In a body centred cubic unit cell or crystal atoms are present at each of its 8 corners and one atom is present at the body centre.
The total number of atoms present in a bcc crystal are:
   (1)8 corner atoms × (1/8) contribution of each corner atom = 1 atom
   (2)1 body centre atom
So, in total 2 atoms are present in a bcc crystal. It looks like:
   

-The values for a Mo bcc structure given in the question are: d = 10.3$g.c{m^{ - 3}}$, M = 95.94$g.mo{l^{ - 1}}$ and we know that ${N_A}$= $6.023 \times {10^{23}}$. Also in the above discussion we just saw that for a bcc crystal z = 2.
Since we have d, M, ${N_A}$and z; we can find out the value of ‘a’ using the equation (A).

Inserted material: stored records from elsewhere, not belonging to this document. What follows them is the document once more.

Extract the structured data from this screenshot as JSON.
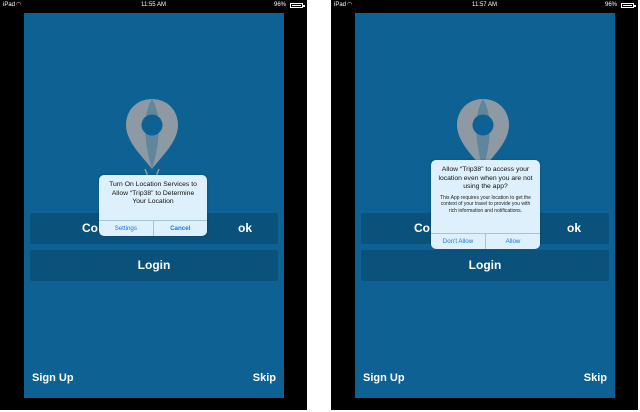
{
  "screens": [
    {
      "status": {
        "carrier": "iPad",
        "time": "11:55 AM",
        "battery": "96%"
      },
      "buttons": {
        "facebook": "Co",
        "facebook_tail": "ok",
        "login": "Login"
      },
      "footer": {
        "signup": "Sign Up",
        "skip": "Skip"
      },
      "alert": {
        "title": "Turn On Location Services to Allow “Trip38” to Determine Your Location",
        "message": "",
        "actions": [
          "Settings",
          "Cancel"
        ]
      }
    },
    {
      "status": {
        "carrier": "iPad",
        "time": "11:57 AM",
        "battery": "96%"
      },
      "buttons": {
        "facebook": "Co",
        "facebook_tail": "ok",
        "login": "Login"
      },
      "footer": {
        "signup": "Sign Up",
        "skip": "Skip"
      },
      "alert": {
        "title": "Allow “Trip38” to access your location even when you are not using the app?",
        "message": "This App requires your location to get the context of your travel to provide you with rich information and notifications.",
        "actions": [
          "Don't Allow",
          "Allow"
        ]
      }
    }
  ],
  "icons": {
    "logo": "hot-air-balloon-location-pin-icon",
    "wifi": "wifi-icon",
    "battery": "battery-icon"
  },
  "colors": {
    "screen_bg": "#0d6293",
    "button_bg": "#0a527c",
    "logo_gray": "#8d9aa3",
    "alert_bg": "#ddf0fb",
    "alert_action": "#1d77d8"
  }
}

                                   $d = \dfrac{{z \times M}}{{{N_A} \times {a^3}}}$
                    $10.3 = \dfrac{{2 \times 95.94}}{{6.023 \times {{10}^{23}} \times {a^3}}}$
                    ${a^3} = \dfrac{{2 \times 95.94}}{{6.023 \times {{10}^{23}} \times 10.3}}$
                                 = $\dfrac{{191.88}}{{62.0369 \times {{10}^{23}}}}$
                                 = $3.092997 \times {10^{ - 23}}c{m^3}$
                            $a = \sqrt[3]{{3.092997 \times {{10}^{ - 23}}}}$
                                  = $3.14 \times {10^{ - 8}}cm$
                                  = 3.14 Å
So, the side of the cubic crystal is 3.14 Å.

Note:
In a bcc crystal or lattice there are only 2 atoms present and so it has a packing efficiency of 68%. Iron, chromium, tungsten and niobium also exhibit bcc structure.